After the news was announced, his official Instagram account posted one of his quotes: “I have always worked in my own style, which is different from all others. It was always my intention to be different, because that is the only way to last.”
The fashion world paid tribute, with fellow French designer Jean-Paul Gaultier thanking him for “opening the doors to fashion and for making my dream possible”.
Elle magazine editor-in-chief and Project Runway judge Nina Garcia said Cardin’s designs showed “how fashion has the power to design the future”.
She wrote: “His curiosity, his vision and his love for the art of fashion helped shape the dreams of many women during the second half of the 20th Century.
“Even today his designs are truly modern, with silhouettes and fabrics that have inspired many contemporary designers.”
Benetton artistic director Jean-Charles de Castelbajac said Cardin was an “a very extraordinary man” who did not set borders between fashion, design or architecture.
He told AFP that “his inspiration boosted my imagination”, and that for Cardin, the marketing and promotion of his art “was as important as the art itself”.
Photographer and former model Nigel Barker tweeted: “We have lost a legend… Fashion Designer Pierre Cardin who revolutionized the industry with his futuristic designs and think outside of the box business approach has passed away today.”

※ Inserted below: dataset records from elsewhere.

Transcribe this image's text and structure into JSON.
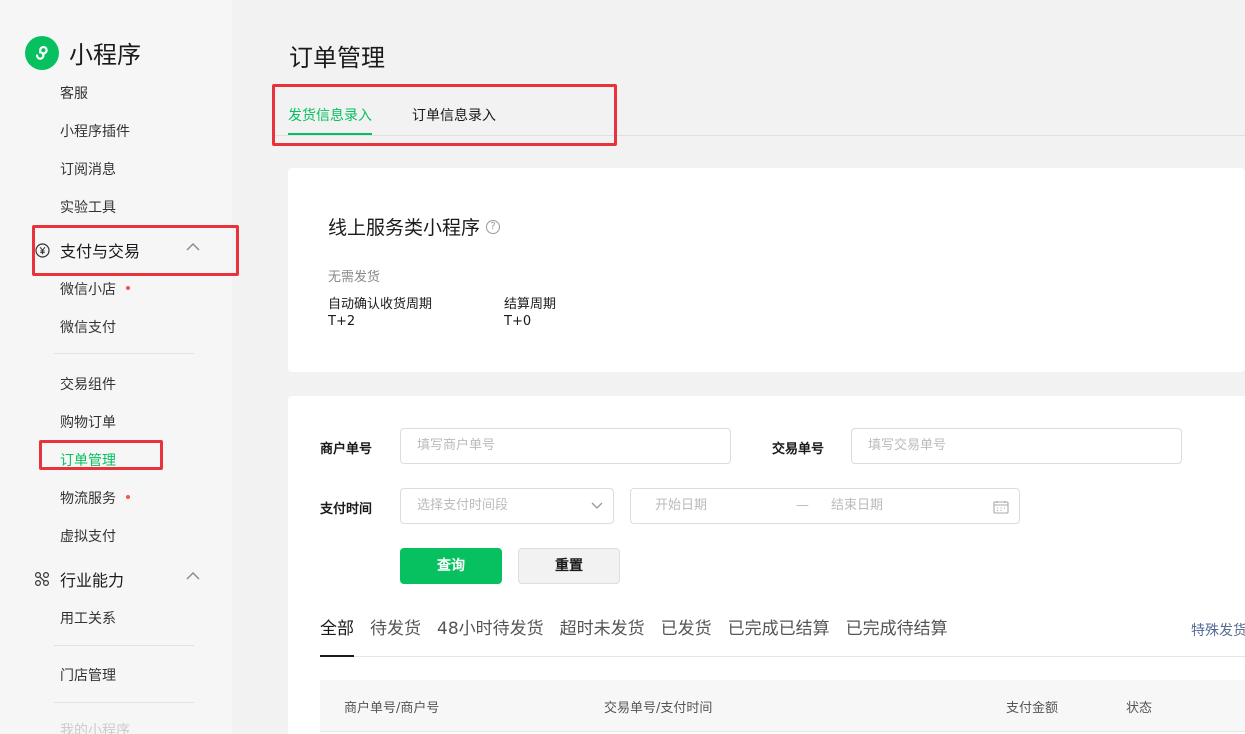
{
  "sidebar": {
    "logo_text": "小程序",
    "items_top": [
      "客服",
      "小程序插件",
      "订阅消息",
      "实验工具"
    ],
    "group_payment": "支付与交易",
    "payment_items_a": [
      "微信小店",
      "微信支付"
    ],
    "payment_items_b": [
      "交易组件",
      "购物订单",
      "订单管理",
      "物流服务",
      "虚拟支付"
    ],
    "group_industry": "行业能力",
    "industry_items": [
      "用工关系"
    ],
    "store_item": "门店管理",
    "cut_item": "我的小程序"
  },
  "page": {
    "title": "订单管理",
    "tabs": [
      "发货信息录入",
      "订单信息录入"
    ]
  },
  "summary": {
    "title": "线上服务类小程序",
    "help_glyph": "?",
    "no_shipping": "无需发货",
    "auto_confirm_label": "自动确认收货周期",
    "auto_confirm_value": "T+2",
    "settle_label": "结算周期",
    "settle_value": "T+0"
  },
  "filters": {
    "merchant_no_label": "商户单号",
    "merchant_no_placeholder": "填写商户单号",
    "trade_no_label": "交易单号",
    "trade_no_placeholder": "填写交易单号",
    "pay_time_label": "支付时间",
    "pay_time_select": "选择支付时间段",
    "start_date": "开始日期",
    "date_sep": "—",
    "end_date": "结束日期",
    "query_button": "查询",
    "reset_button": "重置"
  },
  "status_tabs": [
    "全部",
    "待发货",
    "48小时待发货",
    "超时未发货",
    "已发货",
    "已完成已结算",
    "已完成待结算"
  ],
  "special_link": "特殊发货",
  "table_headers": [
    "商户单号/商户号",
    "交易单号/支付时间",
    "支付金额",
    "状态"
  ],
  "colors": {
    "brand": "#07c160",
    "highlight": "#e8323c",
    "link": "#576b95",
    "red_dot": "#fa5151"
  }
}
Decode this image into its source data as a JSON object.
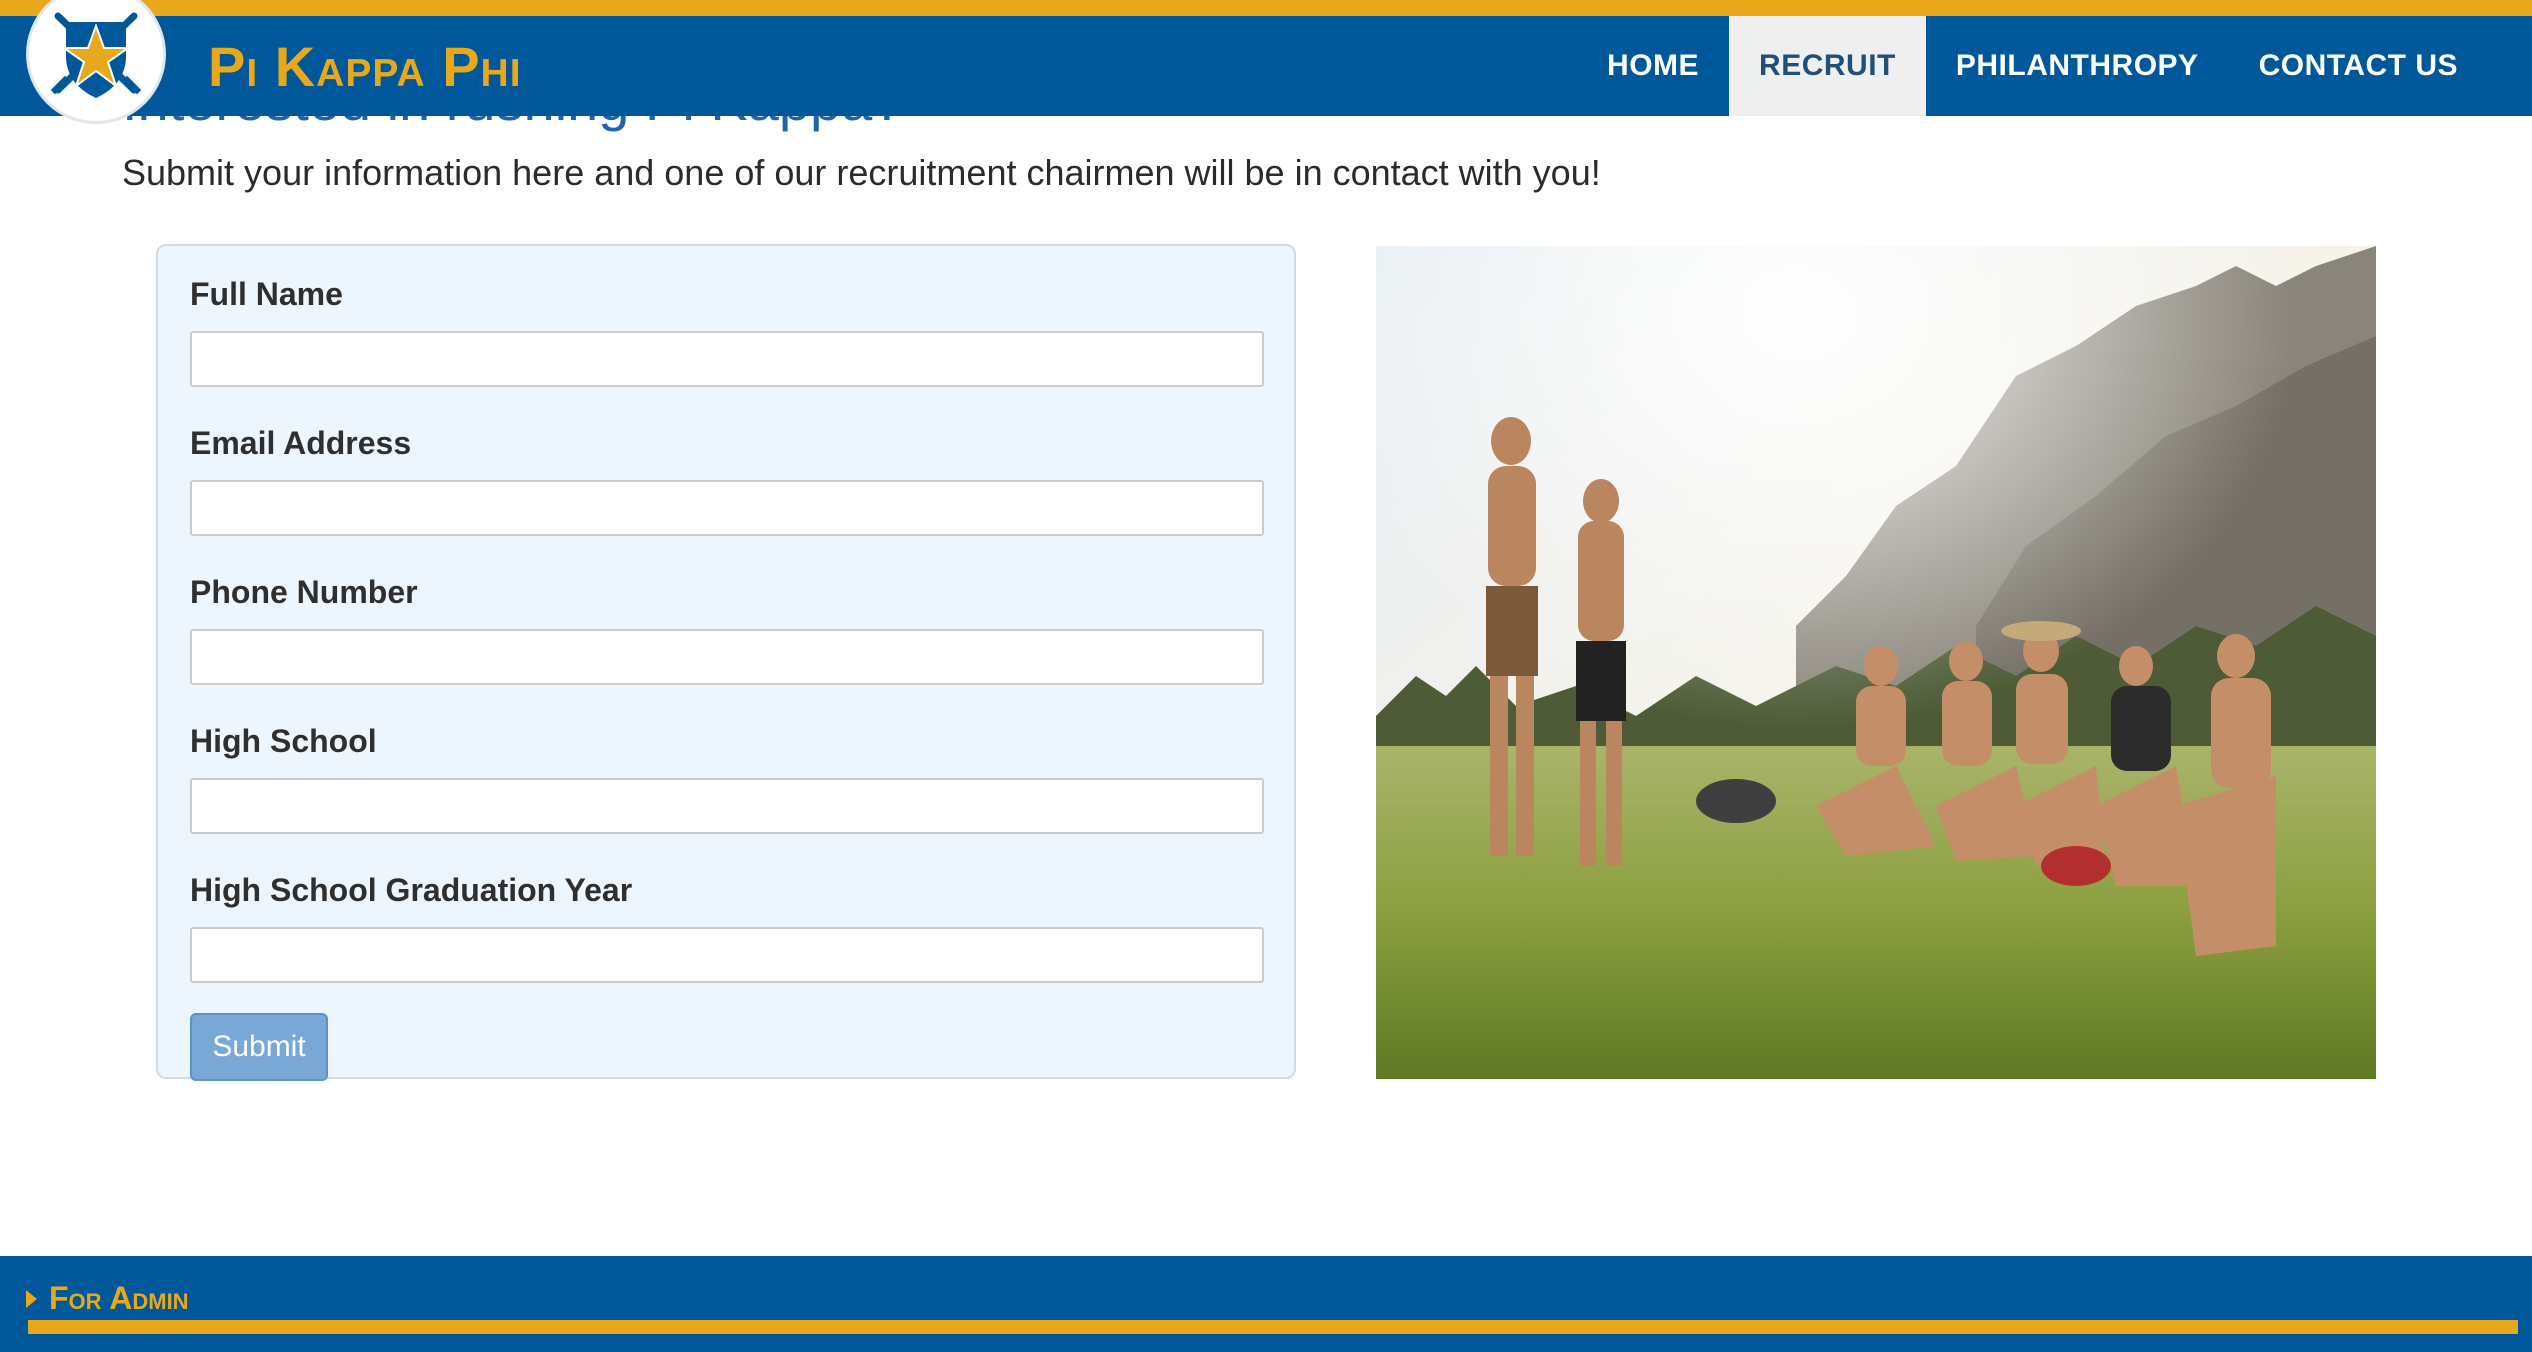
{
  "brand": {
    "name": "Pi Kappa Phi"
  },
  "nav": [
    {
      "label": "HOME"
    },
    {
      "label": "RECRUIT",
      "active": true
    },
    {
      "label": "PHILANTHROPY"
    },
    {
      "label": "CONTACT US"
    }
  ],
  "page": {
    "heading_partial": "Interested in rushing Pi Kappa?",
    "intro": "Submit your information here and one of our recruitment chairmen will be in contact with you!"
  },
  "form": {
    "fields": [
      {
        "label": "Full Name",
        "value": "",
        "placeholder": ""
      },
      {
        "label": "Email Address",
        "value": "",
        "placeholder": ""
      },
      {
        "label": "Phone Number",
        "value": "",
        "placeholder": ""
      },
      {
        "label": "High School",
        "value": "",
        "placeholder": ""
      },
      {
        "label": "High School Graduation Year",
        "value": "",
        "placeholder": ""
      }
    ],
    "submit_label": "Submit"
  },
  "footer": {
    "admin_label": "For Admin"
  },
  "colors": {
    "primary_blue": "#00579a",
    "gold": "#e8a81c",
    "form_bg": "#eef6fd",
    "submit_bg": "#7aa8d6"
  },
  "icons": {
    "logo": "star-crest-icon",
    "footer_toggle": "caret-right-icon"
  }
}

Cardin was born in Italy in 1922 but moved to France as a child. He began his fashion career in Paris working for firms including Christian Dior, for whom he helped create the New Look collection in 1947.

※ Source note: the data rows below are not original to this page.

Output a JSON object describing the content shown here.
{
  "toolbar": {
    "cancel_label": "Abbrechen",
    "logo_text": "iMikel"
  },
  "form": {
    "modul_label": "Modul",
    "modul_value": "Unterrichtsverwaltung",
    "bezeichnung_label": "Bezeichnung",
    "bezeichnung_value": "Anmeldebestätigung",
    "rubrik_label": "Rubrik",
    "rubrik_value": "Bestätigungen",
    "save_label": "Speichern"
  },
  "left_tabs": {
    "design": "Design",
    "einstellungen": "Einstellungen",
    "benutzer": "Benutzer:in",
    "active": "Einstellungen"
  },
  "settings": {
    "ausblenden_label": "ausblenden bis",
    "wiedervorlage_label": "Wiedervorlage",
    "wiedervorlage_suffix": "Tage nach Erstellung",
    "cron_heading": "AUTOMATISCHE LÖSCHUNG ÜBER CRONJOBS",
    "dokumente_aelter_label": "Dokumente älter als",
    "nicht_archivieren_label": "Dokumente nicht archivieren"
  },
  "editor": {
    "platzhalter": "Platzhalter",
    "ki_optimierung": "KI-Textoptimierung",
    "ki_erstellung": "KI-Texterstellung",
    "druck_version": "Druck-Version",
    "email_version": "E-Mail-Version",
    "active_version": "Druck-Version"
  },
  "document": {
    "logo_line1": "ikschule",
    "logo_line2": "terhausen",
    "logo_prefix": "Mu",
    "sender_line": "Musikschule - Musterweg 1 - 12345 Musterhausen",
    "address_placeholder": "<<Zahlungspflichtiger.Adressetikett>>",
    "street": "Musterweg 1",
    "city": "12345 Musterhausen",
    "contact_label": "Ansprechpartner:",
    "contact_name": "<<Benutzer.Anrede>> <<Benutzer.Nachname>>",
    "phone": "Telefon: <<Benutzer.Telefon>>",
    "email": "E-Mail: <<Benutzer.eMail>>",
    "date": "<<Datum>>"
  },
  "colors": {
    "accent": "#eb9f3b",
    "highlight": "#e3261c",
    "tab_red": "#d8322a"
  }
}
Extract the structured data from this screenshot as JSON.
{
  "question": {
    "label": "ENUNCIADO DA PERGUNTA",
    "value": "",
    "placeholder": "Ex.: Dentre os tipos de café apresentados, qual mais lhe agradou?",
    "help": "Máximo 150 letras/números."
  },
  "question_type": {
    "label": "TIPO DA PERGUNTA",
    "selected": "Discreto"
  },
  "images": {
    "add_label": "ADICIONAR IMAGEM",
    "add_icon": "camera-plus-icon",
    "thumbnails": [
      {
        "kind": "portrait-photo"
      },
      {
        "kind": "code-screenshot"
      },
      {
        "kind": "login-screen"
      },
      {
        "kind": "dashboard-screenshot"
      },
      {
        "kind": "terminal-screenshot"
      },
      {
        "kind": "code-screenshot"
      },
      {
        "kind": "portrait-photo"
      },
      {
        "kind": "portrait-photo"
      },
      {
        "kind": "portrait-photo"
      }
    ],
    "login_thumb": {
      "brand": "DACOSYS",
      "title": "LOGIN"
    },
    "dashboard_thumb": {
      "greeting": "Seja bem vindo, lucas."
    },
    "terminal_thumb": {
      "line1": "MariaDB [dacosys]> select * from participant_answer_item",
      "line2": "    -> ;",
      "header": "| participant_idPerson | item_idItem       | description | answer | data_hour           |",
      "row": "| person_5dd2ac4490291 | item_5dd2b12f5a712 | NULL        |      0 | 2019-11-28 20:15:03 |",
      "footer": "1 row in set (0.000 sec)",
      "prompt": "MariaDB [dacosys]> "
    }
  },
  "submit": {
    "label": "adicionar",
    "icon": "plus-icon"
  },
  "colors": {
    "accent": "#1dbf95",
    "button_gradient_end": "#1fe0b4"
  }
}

He set up his own fashion company in 1950 and made his name with visionary designs like the iconic bubble dress in 1954 and his Space Age collection in 1964.

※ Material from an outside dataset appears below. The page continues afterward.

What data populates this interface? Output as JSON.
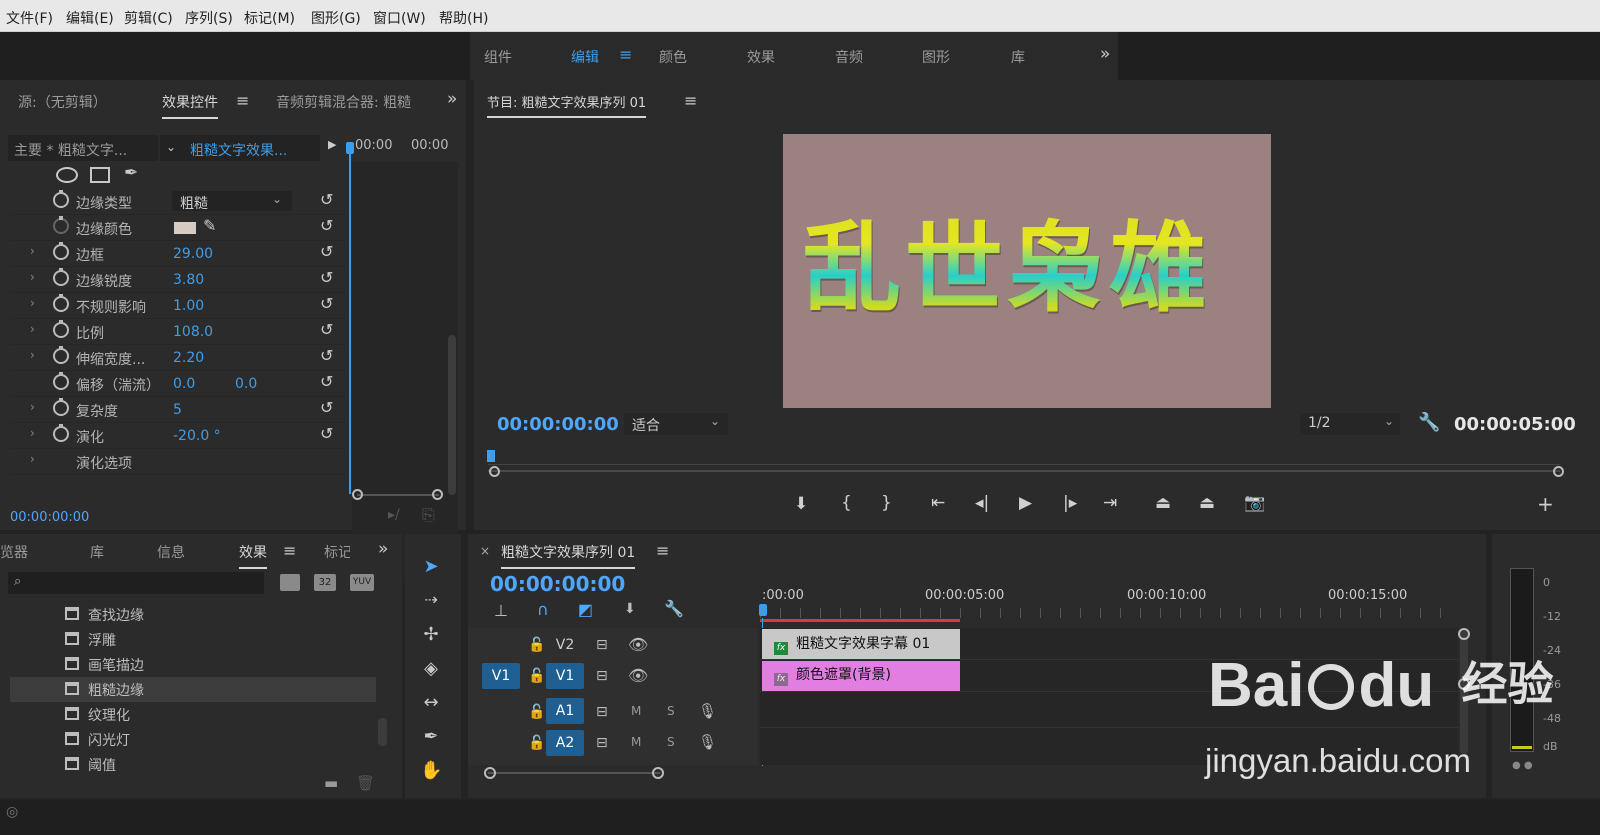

At the end of the 1950s, he launched his first ready-to-wear collection for the Printemps department store. While pop stars and actors like the Beatles and Lauren Bacall were seen wearing Cardin, his cutting-edge designs were also within reach of ordinary customers.
With a savvy business sense, he also came to recognise the appeal of the name on the label, and allowed his to be used on goods ranging from sunglasses to perfume, pens and food. However, to some, that expansion diluted the appeal of his core business.
Justine Picardie, contributing editor of Harper’s Bazaar magazine, said: “He became synonymous with those global licensing deals – anything from ties and pens to cars.
“He was also synonymous with the popularisation and democratisation of fashion, and with this idea of the space age.”
Cardin also set his sights on a new globalised world market, presenting a collection in Communist China in 1979, and Moscow’s Red Square in 1991.